Koło Emilii jest bar, tam litościwi ludzie zawsze wystawiali mu resztki jedzenia i to tam właśnie nie bacząc na pędzące TIR-y i ścigające się samochody osobowe, przebiegał przez jezdnię w nadziei, że napełni pusty brzuch i usłyszy dobre słowo. Miał dotąd szczęście, zawsze udawało mu się przebiec, ale jak długo mógł liczyć na to, że zdąży, że nie zabije go pędzący samochód?

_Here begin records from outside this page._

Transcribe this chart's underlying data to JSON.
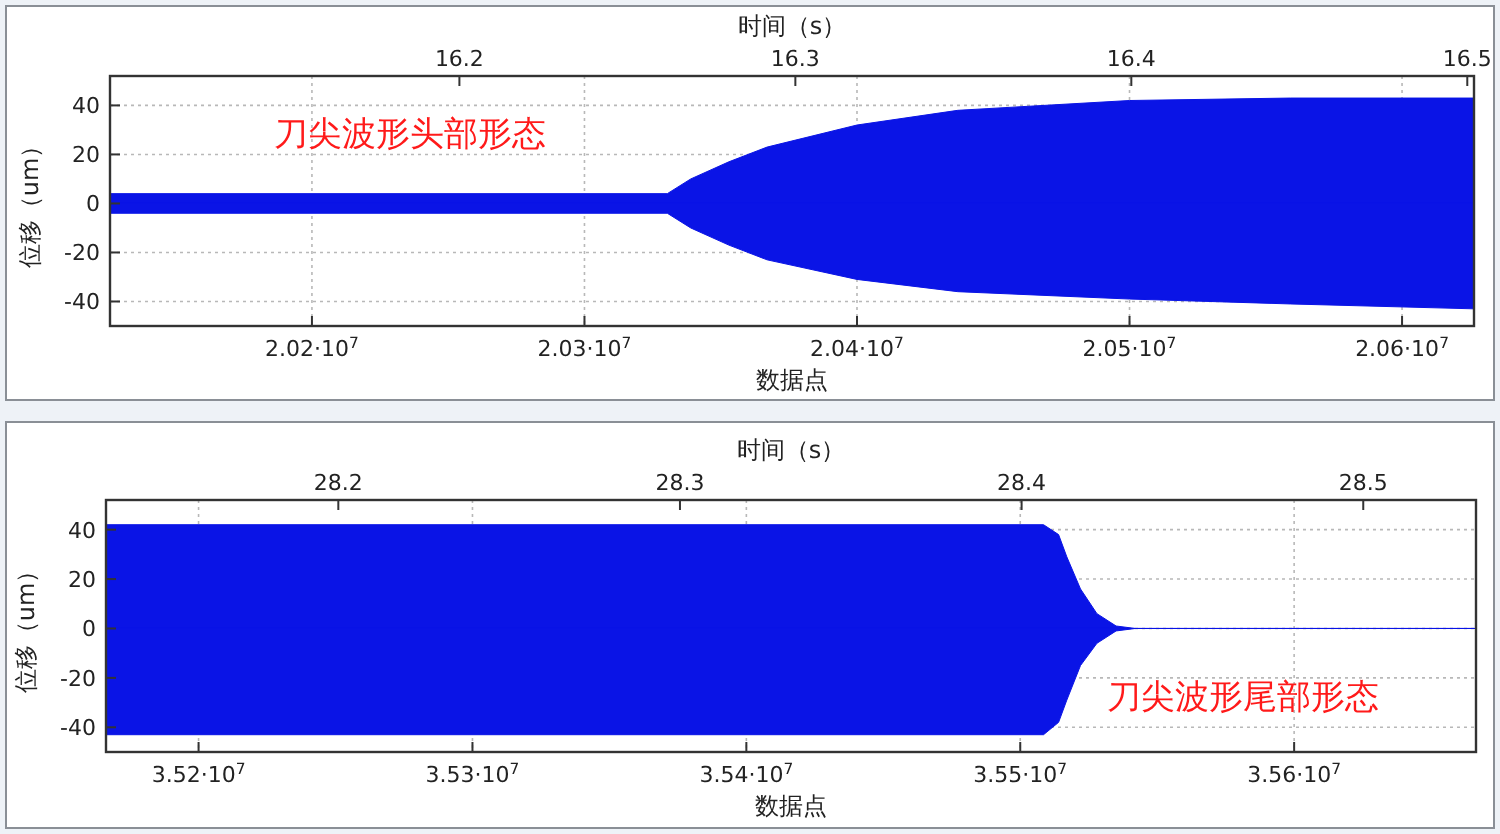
{
  "chart_data": [
    {
      "type": "area",
      "xlabel": "数据点",
      "x2label": "时间（s）",
      "ylabel": "位移（um）",
      "xlim": [
        20125900,
        20626400
      ],
      "xticks": [
        {
          "value": 20200000,
          "label": "2.02·10$^{7}$"
        },
        {
          "value": 20300000,
          "label": "2.03·10$^{7}$"
        },
        {
          "value": 20400000,
          "label": "2.04·10$^{7}$"
        },
        {
          "value": 20500000,
          "label": "2.05·10$^{7}$"
        },
        {
          "value": 20600000,
          "label": "2.06·10$^{7}$"
        }
      ],
      "x2lim": [
        16.096,
        16.502
      ],
      "x2ticks": [
        16.2,
        16.3,
        16.4,
        16.5
      ],
      "ylim": [
        -50,
        52
      ],
      "yticks": [
        -40,
        -20,
        0,
        20,
        40
      ],
      "grid": true,
      "annotations": [
        "刀尖波形头部形态"
      ],
      "series": [
        {
          "color": "#0a14e6",
          "x": [
            20125900,
            20330400,
            20339000,
            20353000,
            20367000,
            20400000,
            20437000,
            20500000,
            20559000,
            20626400
          ],
          "values": [
            4,
            4,
            10,
            17,
            23,
            32,
            38,
            42,
            43,
            43
          ]
        },
        {
          "color": "#0a14e6",
          "x": [
            20125900,
            20330400,
            20339000,
            20353000,
            20367000,
            20400000,
            20437000,
            20500000,
            20559000,
            20626400
          ],
          "values": [
            -4,
            -4,
            -10,
            -17,
            -23,
            -31,
            -36,
            -39,
            -41,
            -43
          ]
        }
      ]
    },
    {
      "type": "area",
      "xlabel": "数据点",
      "x2label": "时间（s）",
      "ylabel": "位移（um）",
      "xlim": [
        35166200,
        35666400
      ],
      "xticks": [
        {
          "value": 35200000,
          "label": "3.52·10$^{7}$"
        },
        {
          "value": 35300000,
          "label": "3.53·10$^{7}$"
        },
        {
          "value": 35400000,
          "label": "3.54·10$^{7}$"
        },
        {
          "value": 35500000,
          "label": "3.55·10$^{7}$"
        },
        {
          "value": 35600000,
          "label": "3.56·10$^{7}$"
        }
      ],
      "x2lim": [
        28.132,
        28.533
      ],
      "x2ticks": [
        28.2,
        28.3,
        28.4,
        28.5
      ],
      "ylim": [
        -50,
        52
      ],
      "yticks": [
        -40,
        -20,
        0,
        20,
        40
      ],
      "grid": true,
      "annotations": [
        "刀尖波形尾部形态"
      ],
      "series": [
        {
          "color": "#0a14e6",
          "x": [
            35166200,
            35508500,
            35514000,
            35517000,
            35522000,
            35528000,
            35535000,
            35542000,
            35666400
          ],
          "values": [
            42,
            42,
            38,
            29,
            16,
            6,
            1,
            0,
            0
          ]
        },
        {
          "color": "#0a14e6",
          "x": [
            35166200,
            35508500,
            35514000,
            35517000,
            35522000,
            35528000,
            35535000,
            35542000,
            35666400
          ],
          "values": [
            -43,
            -43,
            -38,
            -29,
            -15,
            -6,
            -1,
            0,
            0
          ]
        }
      ]
    }
  ]
}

Psiak znalazł sobie schronienie na jednej z opuszczonych działek, mógłby tam nawet zostać gdyby nie to, że on potrzebuje człowieka, czeka na życzliwy gest, pogłaskanie, garnie się do ludzi w nadziei, że może ktoś okaże mu serce i zaopiekuje się nim. Sytuacja jest naprawdę tragiczna, temu psu grozi wielkie niebezpieczeństwo…
Tak pisałam kilka tygodni temu. Od niedawna ten wspaniały owczarkowaty jest pod naszą opieką. Nie mogliśmy pozwolić by zginął pod kołami samochodów… Jest młodym, zaledwie ok. 3-letnim psiakiem, uwielbia ludzi, nie jest agresywny w stosunku do innych zwierząt, czeka na nowy dom i kochających opiekunów.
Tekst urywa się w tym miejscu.